What was wrong? As Schwartz tells it, the first “bad taste” (goût amer) was the fact that defining the product of an 11/44-distribution with a smooth function u required a rather painful definition (emberlificotée). The second was that he didn’t succeed at all in defining a Fourier transform.

And then, he said, he suddently realized that he could have used a much simpler point of view; and this is the one which is currently universally used: instead of generalizing convolution operators, a distribution generalizes the linear functional

$F_{\phi}\,:\, f\mapsto \int_{\mathbf{R}}{f(x)\phi(x)dx}$

(there is a link however, since one has

$F_{\phi}(f)=f\star \tilde{\phi}(0),\quad\quad\text{where}\quad\quad \tilde{\phi}(x)=\phi(-x)$

for all f). The derivative is now obtained by generalizing the classical integration by parts:

$F_{\phi^{\prime}}(f)=\int_{\mathbf{R}}{\phi^{\prime}(x)f(x)dx}=-\int_{\mathbf{R}}{\phi(x)f^{\prime}(x)dx=-F_{\phi}(f^{\prime})$

(because f is smooth, we can differentiate it; because it has compact support, the boundary terms vanish), and the product of a distribution with a smooth function u poses no problem:

$(uF)(f)=F(uf)$

which is well-defined since uf is again smooth with compact support. So linear partial differential operators can immediately by applied to distributions. The Fourier transform requires some care: the right space of test functions (the “Schwartz space”…) is needed to make sense of the definition suggested by the Plancherel formula:

$\hat{F}(f)=F(\hat{f}),$

and the Schwartz space is just what is needed so that this definition work perfectly.

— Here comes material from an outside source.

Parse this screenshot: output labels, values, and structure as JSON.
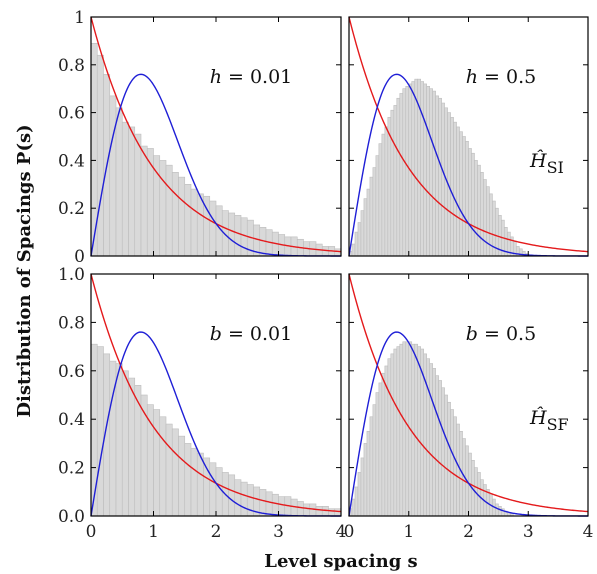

As Schwartz points out, this point of view of linear functionals should probably have been the “obvious” one: it is also a generalization of the approach to measure theory and integration by duality with continuous functions, which was popular in France at the time (after A. Weil’s book on integration in topological groups): a measure μ is defined as a (suitably positive and continuous) linear map,

$f\mapsto \mu(f)$

where f is assumed to be continuous and compactly supported. The parallel is clear… at least a posteriori.